Kneeing his stallion closer and lowering his voice, the young thoheeks replied, “There are a scattering of Skohshuns along the crest of that ridge yonder, your grace, but not enough to be dangerous to us; they keep sending back runners to the Skohshun camp, so apparently they are just what they seem to be—a screen to observe our advance, then fall back before us.

“They are the closest Skohshuns to us; there are none anywhere between the near side of yon ridge and this river. The main force of the Skohshuns is even now drawing up its formation across the vale through which runs the continuation of this road we now ride. Although they seem to have precious few horsemen, I doubt they could be easily flanked, not with their wings running up steep, brush-grown hills on either side.
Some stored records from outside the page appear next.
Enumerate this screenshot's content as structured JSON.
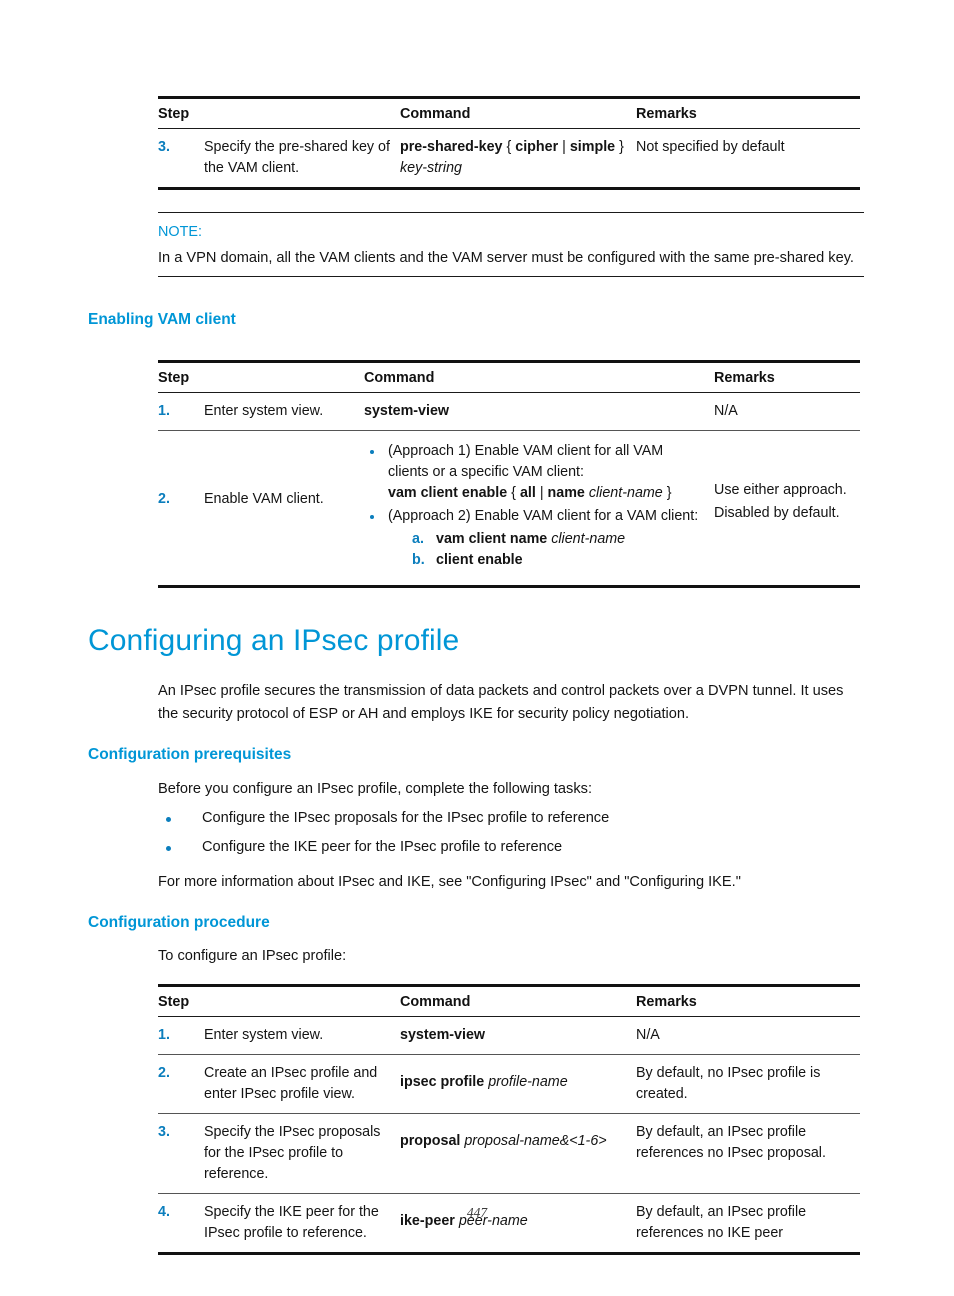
{
  "page": {
    "number": "447"
  },
  "table_headers": {
    "step": "Step",
    "command": "Command",
    "remarks": "Remarks"
  },
  "table_pre_shared_key": {
    "rows": [
      {
        "num": "3.",
        "desc": "Specify the pre-shared key of the VAM client.",
        "cmd_bold_1": "pre-shared-key",
        "cmd_plain_1": " { ",
        "cmd_bold_2": "cipher",
        "cmd_plain_2": " | ",
        "cmd_bold_3": "simple",
        "cmd_plain_3": " }",
        "cmd_italic": "key-string",
        "remarks": "Not specified by default"
      }
    ]
  },
  "note": {
    "label": "NOTE:",
    "text": "In a VPN domain, all the VAM clients and the VAM server must be configured with the same pre-shared key."
  },
  "section_enabling_vam_client": {
    "heading": "Enabling VAM client",
    "row1": {
      "num": "1.",
      "desc": "Enter system view.",
      "cmd": "system-view",
      "remarks": "N/A"
    },
    "row2": {
      "num": "2.",
      "desc": "Enable VAM client.",
      "bullet1_line1": "(Approach 1) Enable VAM client for all VAM clients or a specific VAM client:",
      "bullet1_cmd_b1": "vam client enable",
      "bullet1_cmd_p1": " { ",
      "bullet1_cmd_b2": "all",
      "bullet1_cmd_p2": " | ",
      "bullet1_cmd_b3": "name",
      "bullet1_cmd_i1": "client-name",
      "bullet1_cmd_p3": " }",
      "bullet2_line1": "(Approach 2) Enable VAM client for a VAM client:",
      "sub_a_label": "a.",
      "sub_a_bold": "vam client name",
      "sub_a_italic": "client-name",
      "sub_b_label": "b.",
      "sub_b_bold": "client enable",
      "remarks_line1": "Use either approach.",
      "remarks_line2": "Disabled by default."
    }
  },
  "section_ipsec_profile": {
    "heading": "Configuring an IPsec profile",
    "intro": "An IPsec profile secures the transmission of data packets and control packets over a DVPN tunnel. It uses the security protocol of ESP or AH and employs IKE for security policy negotiation.",
    "prerequisites": {
      "heading": "Configuration prerequisites",
      "intro": "Before you configure an IPsec profile, complete the following tasks:",
      "items": [
        "Configure the IPsec proposals for the IPsec profile to reference",
        "Configure the IKE peer for the IPsec profile to reference"
      ],
      "outro": "For more information about IPsec and IKE, see \"Configuring IPsec\" and \"Configuring IKE.\""
    },
    "procedure": {
      "heading": "Configuration procedure",
      "intro": "To configure an IPsec profile:",
      "rows": [
        {
          "num": "1.",
          "desc": "Enter system view.",
          "cmd_bold": "system-view",
          "cmd_italic": "",
          "remarks": "N/A"
        },
        {
          "num": "2.",
          "desc": "Create an IPsec profile and enter IPsec profile view.",
          "cmd_bold": "ipsec profile",
          "cmd_italic": "profile-name",
          "remarks": "By default, no IPsec profile is created."
        },
        {
          "num": "3.",
          "desc": "Specify the IPsec proposals for the IPsec profile to reference.",
          "cmd_bold": "proposal",
          "cmd_italic": "proposal-name&<1-6>",
          "remarks": "By default, an IPsec profile references no IPsec proposal."
        },
        {
          "num": "4.",
          "desc": "Specify the IKE peer for the IPsec profile to reference.",
          "cmd_bold": "ike-peer",
          "cmd_italic": "peer-name",
          "remarks": "By default, an IPsec profile references no IKE peer"
        }
      ]
    }
  }
}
A feeder stream to this river bisects their line, with about two thirds of them to the west of it and the remaining third or so to the east of it.”

“Ah, so?” remarked Prince Byruhn, one side of his single reddish eyebrow rising sharply. “How deep is this stream, and what is the bottom like downstream of the pike line?”

“I’d advise that your grace forget that line of attack,” answered Bili. “These Skohshuns seem to be most astute at warfare. They’ve felled trees and constructed an abattis to block any approach up the streambed. Moreover, their lines of formation seem to run directly through the stream in as deep ranks as those on dry land.”

“Well, at least that much is a point to remember,” the prince remarked a bit grumpily. “Those bastards belike have near-frozen feet already, if that stream runs as cold as do most hereabouts, and I doubt me they’d have gone to the trouble to throw out any abattises behind them. So, if we somehow manage to flank them or to hack through to their rear, those unlucky swine knee-deep in cold water will be slow to turn on numbed feet and therefore the logical ones to attack from the rear.

“Now, young cousin, you had best ride back to your force and notify those two Freefighters of their imminent takeover of command of the foot.”

Bili smiled. “No need, your grace. Even while we two were in converse here did I mindspeak Frehd Brakit on the matter. By now, he has certainly notified Sergeant Behrdyn.”

Prince Byruhn sighed. “It’s right often I’ve wished that I were a mindspeaker, for yon’s a damned convenient talent in war. Usually, of course, I have my Kleesahks to use their own mindspeak and communicate with others of their ilk; but what with my father leaving all of them in New Kuhmbuhluhnburk, for fear that their outre talents might give us an edge over the Skohshuns ... “He sighed again and shook his head sadly. “If I could bring myself to truly believe such things, I’d swear that that thrice-damned Skohshun herald ensorceled my father and my nephew. Honor or no honor, it simply defies all reason to deliberately forgo the use of one’s natural assets in battle, for battles are chancy enough exercises even when one is armed with every asset or weapon one can muster.”

King Mahrtuhn was the first man across the narrow ford, which, though fast-currented, was shallow enough to provide quick, easy passage even to the trailing infantry. Once over, however, the monarch halted and waited until his battle was all on the north side of the river and once more in column behind him before pushing on toward the ridgeline. But he and they deliberately retarded their rate of march until Prince Mahrtuhn and the second battle were all across and advancing behind them. Then the king set his mount at the base of the ascent to the ridge crest.

As the column began the progress toward that crest, a single line of unmounted men were seen—black shapes against the blue sky—to arise from the places where they had been kneeling or crouching and, after a last, unhurried look at the oncoming horsemen, retire from view.

Whitetip, the prairiecat, beamed to Bili, “Those twolegs who spent the night up here on this ridge have all left it and are trotting back toward where the men with the long spears wait in the vale,”

“You have done well, cat brother,” Bili beamed back. “Wait where you are until you can see me and Prince Byruhn nearby. Come you then to our folk and someone will buckle you into your armor and put on your fang spurs. We soon must fight.”